Arrêt de la Cour (cinquième chambre) du 21 février 2002. – Arbetsmarknadsstyrelsen contre Petra Rydergård. – Demande de décision préjudicielle: Regeringsrätten – Suède. – Sécurité sociale – Prestations de chômage – Conditions du maintien du droit aux prestations pour un chômeur se rendant dans un autre Etat membre. – Affaire C-215/00.

Par un arrêt en date du 29 novembre 2001, la Cour de justice des Communautés européennes s’est prononcée sur l’interprétation des conditions de maintien des prestations de chômage pour un travailleur se déplaçant dans un autre État membre.

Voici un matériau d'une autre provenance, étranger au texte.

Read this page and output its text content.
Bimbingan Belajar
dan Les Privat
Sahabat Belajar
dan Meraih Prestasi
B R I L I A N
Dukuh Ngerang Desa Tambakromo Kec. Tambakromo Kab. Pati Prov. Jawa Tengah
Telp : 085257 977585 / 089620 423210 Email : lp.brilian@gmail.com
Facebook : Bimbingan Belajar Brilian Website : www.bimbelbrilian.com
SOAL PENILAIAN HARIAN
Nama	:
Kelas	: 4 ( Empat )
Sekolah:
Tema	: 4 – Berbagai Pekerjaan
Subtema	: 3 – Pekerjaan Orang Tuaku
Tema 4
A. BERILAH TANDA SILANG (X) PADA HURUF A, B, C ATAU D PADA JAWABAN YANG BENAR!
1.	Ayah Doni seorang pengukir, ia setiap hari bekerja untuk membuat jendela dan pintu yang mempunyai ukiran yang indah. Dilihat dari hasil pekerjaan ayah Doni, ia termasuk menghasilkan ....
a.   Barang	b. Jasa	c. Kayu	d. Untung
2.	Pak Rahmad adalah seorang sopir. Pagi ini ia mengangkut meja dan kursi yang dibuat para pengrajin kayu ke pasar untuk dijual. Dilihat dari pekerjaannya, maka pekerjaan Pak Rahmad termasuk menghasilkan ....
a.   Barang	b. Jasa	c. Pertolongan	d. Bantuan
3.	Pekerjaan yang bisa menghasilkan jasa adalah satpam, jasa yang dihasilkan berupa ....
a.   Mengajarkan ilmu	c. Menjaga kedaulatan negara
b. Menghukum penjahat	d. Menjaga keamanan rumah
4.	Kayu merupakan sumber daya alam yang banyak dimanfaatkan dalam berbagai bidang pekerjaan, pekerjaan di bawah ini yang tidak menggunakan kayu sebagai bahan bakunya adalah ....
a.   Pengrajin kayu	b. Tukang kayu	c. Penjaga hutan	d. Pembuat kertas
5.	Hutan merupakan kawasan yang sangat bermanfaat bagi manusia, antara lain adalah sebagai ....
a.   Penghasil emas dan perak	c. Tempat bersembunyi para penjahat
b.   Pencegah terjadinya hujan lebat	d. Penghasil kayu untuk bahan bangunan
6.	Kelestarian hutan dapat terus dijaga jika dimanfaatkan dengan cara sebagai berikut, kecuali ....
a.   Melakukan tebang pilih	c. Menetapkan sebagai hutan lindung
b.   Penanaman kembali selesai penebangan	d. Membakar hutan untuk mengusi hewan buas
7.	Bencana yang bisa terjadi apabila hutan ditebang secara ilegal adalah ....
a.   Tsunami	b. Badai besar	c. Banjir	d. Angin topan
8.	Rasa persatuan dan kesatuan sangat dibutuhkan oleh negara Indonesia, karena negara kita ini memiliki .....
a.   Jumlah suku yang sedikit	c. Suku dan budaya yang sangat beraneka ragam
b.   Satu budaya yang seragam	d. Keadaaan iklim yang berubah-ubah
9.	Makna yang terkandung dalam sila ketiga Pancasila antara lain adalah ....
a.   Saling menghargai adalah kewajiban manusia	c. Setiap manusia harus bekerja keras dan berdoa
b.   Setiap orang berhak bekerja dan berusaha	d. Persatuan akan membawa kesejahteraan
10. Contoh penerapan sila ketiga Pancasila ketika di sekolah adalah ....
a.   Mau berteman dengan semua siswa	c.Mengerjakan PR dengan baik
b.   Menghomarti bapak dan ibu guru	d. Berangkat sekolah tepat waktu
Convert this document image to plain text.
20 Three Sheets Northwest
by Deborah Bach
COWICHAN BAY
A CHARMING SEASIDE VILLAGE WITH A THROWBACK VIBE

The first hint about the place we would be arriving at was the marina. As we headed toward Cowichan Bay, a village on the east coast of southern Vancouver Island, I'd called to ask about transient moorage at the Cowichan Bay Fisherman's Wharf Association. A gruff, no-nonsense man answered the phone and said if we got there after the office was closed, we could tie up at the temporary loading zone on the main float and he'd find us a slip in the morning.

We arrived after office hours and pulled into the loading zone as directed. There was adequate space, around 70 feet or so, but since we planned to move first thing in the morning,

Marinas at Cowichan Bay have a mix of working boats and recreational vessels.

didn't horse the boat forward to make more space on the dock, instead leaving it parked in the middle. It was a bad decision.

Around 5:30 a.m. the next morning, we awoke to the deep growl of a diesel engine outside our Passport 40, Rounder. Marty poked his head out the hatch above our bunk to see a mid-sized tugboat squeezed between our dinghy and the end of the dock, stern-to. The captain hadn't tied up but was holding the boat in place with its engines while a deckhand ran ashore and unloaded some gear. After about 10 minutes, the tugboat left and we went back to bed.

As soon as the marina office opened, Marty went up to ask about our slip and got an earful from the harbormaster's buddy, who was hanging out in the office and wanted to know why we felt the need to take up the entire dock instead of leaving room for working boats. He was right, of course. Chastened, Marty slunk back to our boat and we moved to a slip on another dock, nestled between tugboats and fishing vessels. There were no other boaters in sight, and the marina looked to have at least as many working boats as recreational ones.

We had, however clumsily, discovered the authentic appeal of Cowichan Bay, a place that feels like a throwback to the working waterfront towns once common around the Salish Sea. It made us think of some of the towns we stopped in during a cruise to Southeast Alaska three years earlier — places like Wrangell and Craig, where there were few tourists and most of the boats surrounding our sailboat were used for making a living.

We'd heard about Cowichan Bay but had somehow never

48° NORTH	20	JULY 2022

En l’espèce, une travailleuse inscrite au chômage dans un État membre avait perçu des prestations parentales temporaires pendant quelques jours pour soigner son enfant malade. Lorsqu’elle a demandé à conserver ses droits aux allocations de chômage pour se rendre dans un autre État membre afin d’y chercher un emploi, l’institution nationale compétente a rejeté sa demande. Cette institution estimait que la travailleuse n’avait pas été à la disposition des services de l’emploi pendant une période ininterrompue de quatre semaines avant son départ, comme elle l’estimait requis. La travailleuse a contesté cette décision devant les juridictions nationales. Les juridictions de première instance et d’appel lui ont donné raison, estimant la condition remplie. Saisie en dernier ressort, la juridiction administrative suprême a décidé de surseoir à statuer et de poser deux questions préjudicielles à la Cour de justice.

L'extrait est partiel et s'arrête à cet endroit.